オルテガの問う、“精神の貴族”とは?
今月はスペインを代表する思想家、ホセ・オルテガ・イ・ガセットのことを取りあげたいと思います。
時代は1929年。ニューヨーク株式市場の大暴落に端を発した未曾有の大恐慌に世界中が騒然とする中、オルテガ渾身の思想書「大衆の反逆」がスペインで出版されます。

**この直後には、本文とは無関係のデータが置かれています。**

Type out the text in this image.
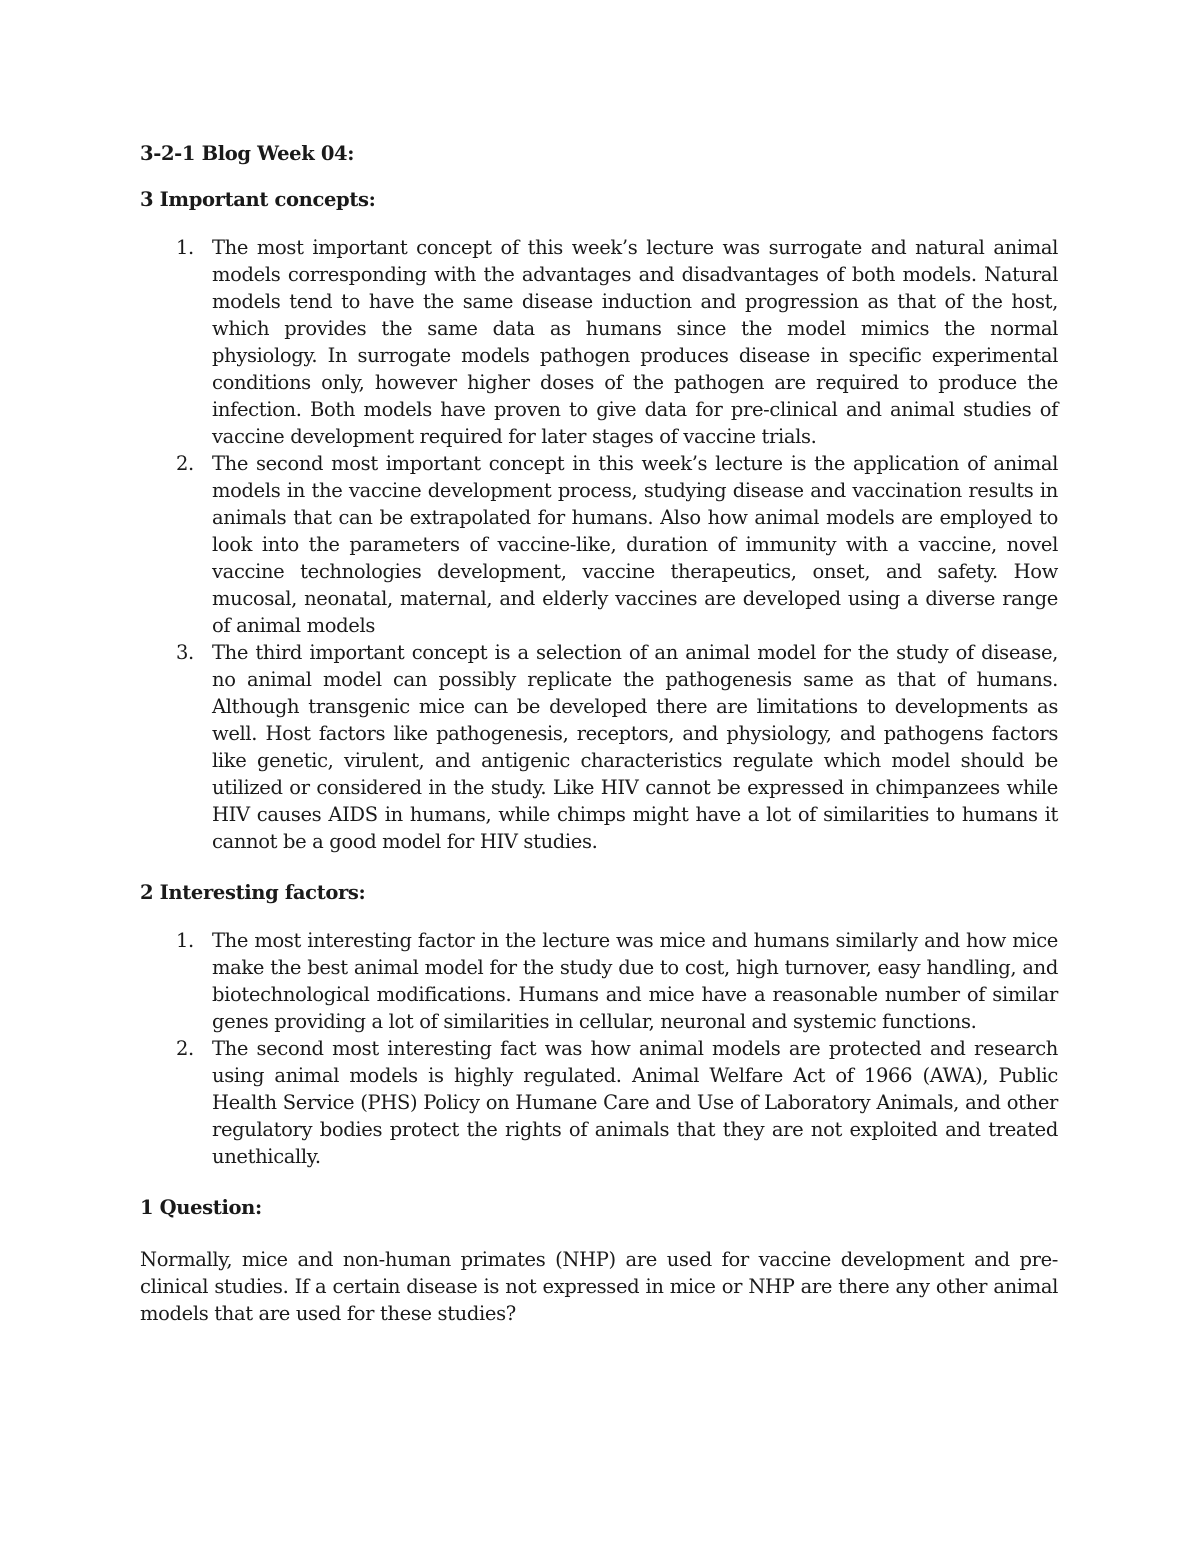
3-2-1 Blog Week 04:

3 Important concepts:

1. The most important concept of this week’s lecture was surrogate and natural animal models corresponding with the advantages and disadvantages of both models. Natural models tend to have the same disease induction and progression as that of the host, which provides the same data as humans since the model mimics the normal physiology. In surrogate models pathogen produces disease in specific experimental conditions only, however higher doses of the pathogen are required to produce the infection. Both models have proven to give data for pre-clinical and animal studies of vaccine development required for later stages of vaccine trials.
2. The second most important concept in this week’s lecture is the application of animal models in the vaccine development process, studying disease and vaccination results in animals that can be extrapolated for humans. Also how animal models are employed to look into the parameters of vaccine-like, duration of immunity with a vaccine, novel vaccine technologies development, vaccine therapeutics, onset, and safety. How mucosal, neonatal, maternal, and elderly vaccines are developed using a diverse range of animal models
3. The third important concept is a selection of an animal model for the study of disease, no animal model can possibly replicate the pathogenesis same as that of humans. Although transgenic mice can be developed there are limitations to developments as well. Host factors like pathogenesis, receptors, and physiology, and pathogens factors like genetic, virulent, and antigenic characteristics regulate which model should be utilized or considered in the study. Like HIV cannot be expressed in chimpanzees while HIV causes AIDS in humans, while chimps might have a lot of similarities to humans it cannot be a good model for HIV studies.

2 Interesting factors:

1. The most interesting factor in the lecture was mice and humans similarly and how mice make the best animal model for the study due to cost, high turnover, easy handling, and biotechnological modifications. Humans and mice have a reasonable number of similar genes providing a lot of similarities in cellular, neuronal and systemic functions.
2. The second most interesting fact was how animal models are protected and research using animal models is highly regulated. Animal Welfare Act of 1966 (AWA), Public Health Service (PHS) Policy on Humane Care and Use of Laboratory Animals, and other regulatory bodies protect the rights of animals that they are not exploited and treated unethically.

1 Question:

Normally, mice and non-human primates (NHP) are used for vaccine development and pre-clinical studies. If a certain disease is not expressed in mice or NHP are there any other animal models that are used for these studies?
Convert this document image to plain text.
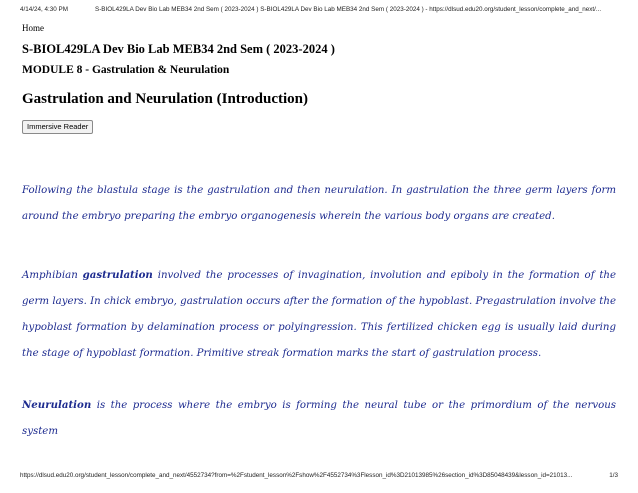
4/14/24, 4:30 PM	S-BIOL429LA Dev Bio Lab MEB34 2nd Sem ( 2023-2024 ) S-BIOL429LA Dev Bio Lab MEB34 2nd Sem ( 2023-2024 ) - https://dlsud.edu20.org/student_lesson/complete_and_next/...
Home
S-BIOL429LA Dev Bio Lab MEB34 2nd Sem ( 2023-2024 )
MODULE 8 - Gastrulation & Neurulation
Gastrulation and Neurulation (Introduction)
Immersive Reader

Following the blastula stage is the gastrulation and then neurulation. In gastrulation the three germ layers form around the embryo preparing the embryo organogenesis wherein the various body organs are created.

Amphibian gastrulation involved the processes of invagination, involution and epiboly in the formation of the germ layers. In chick embryo, gastrulation occurs after the formation of the hypoblast. Pregastrulation involve the hypoblast formation by delamination process or polyingression. This fertilized chicken egg is usually laid during the stage of hypoblast formation. Primitive streak formation marks the start of gastrulation process.

Neurulation is the process where the embryo is forming the neural tube or the primordium of the nervous system

https://dlsud.edu20.org/student_lesson/complete_and_next/4552734?from=%2Fstudent_lesson%2Fshow%2F4552734%3Flesson_id%3D21013985%26section_id%3D85048439&lesson_id=21013...	1/3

この本の中でオルテガは、ファシズムや革命の時代に多数派の意見だけが正しいとされる大衆化社会の危うさを指摘しました。「自由主義は、最高に寛大な制度である。なぜならば、それは多数派が少数派に認める権利だからであり、だからこそ、地球上にこだました最も高貴な叫びである。人間という種族がこれほど美しいことを思いついたとは信じがたいことだ。」(出典引用:「100分de名著・大衆の反逆 第2回リベラルであること」,NHK,2019-02-11,テレビ番組)
オルテガは、少数派の権利を擁護し、自身の敵や反対者と共に国家や社会を統治していける人間のことを貴族と呼びました。オルテガの言う貴族はセレブやエリートなどの階級のことではなく、勇気や責任感を持ち、安易に大衆に迎合しない“精神の貴族”のことを指しています。
「高貴であるということは、彼を著名にした並々ならぬ努力があったことを意味する。貴族にとって、真理の探究は欠かすことができない。真理を手にしようとする意志のあるものだけが、考えの異なる他者と共存できる粘り強さを持った人間である。そのためには、過去の経験値の中から学ばなければならない。」(同上)と、オルテガは考えました。
それこそが自由主義を維持する最も大切な条件だと言います。このオルテガの警鐘が今を生きる私たちに響き渡ってくるように感じます。今月は少し難しい話題だったかもしれませんが、“精神の貴族”に少しでも近づいていけるようになりたいですよね。
結び
♪♪今月のヒークンお薦め・癒しの一枚(^^♪
「ファースト・サークル」パット・メセニー・グループ
1984年、私が高校三年の時に発表されたグループ成長期の代表作です。
このアルバムの3曲目「ザ・ファースト・サークル」を当時FMラジオで初めて聴いた時、白い雲のじゅうたんの間から顔を出す、朝の陽ざしに照らされた青空が目の前いっぱいに拡がりました。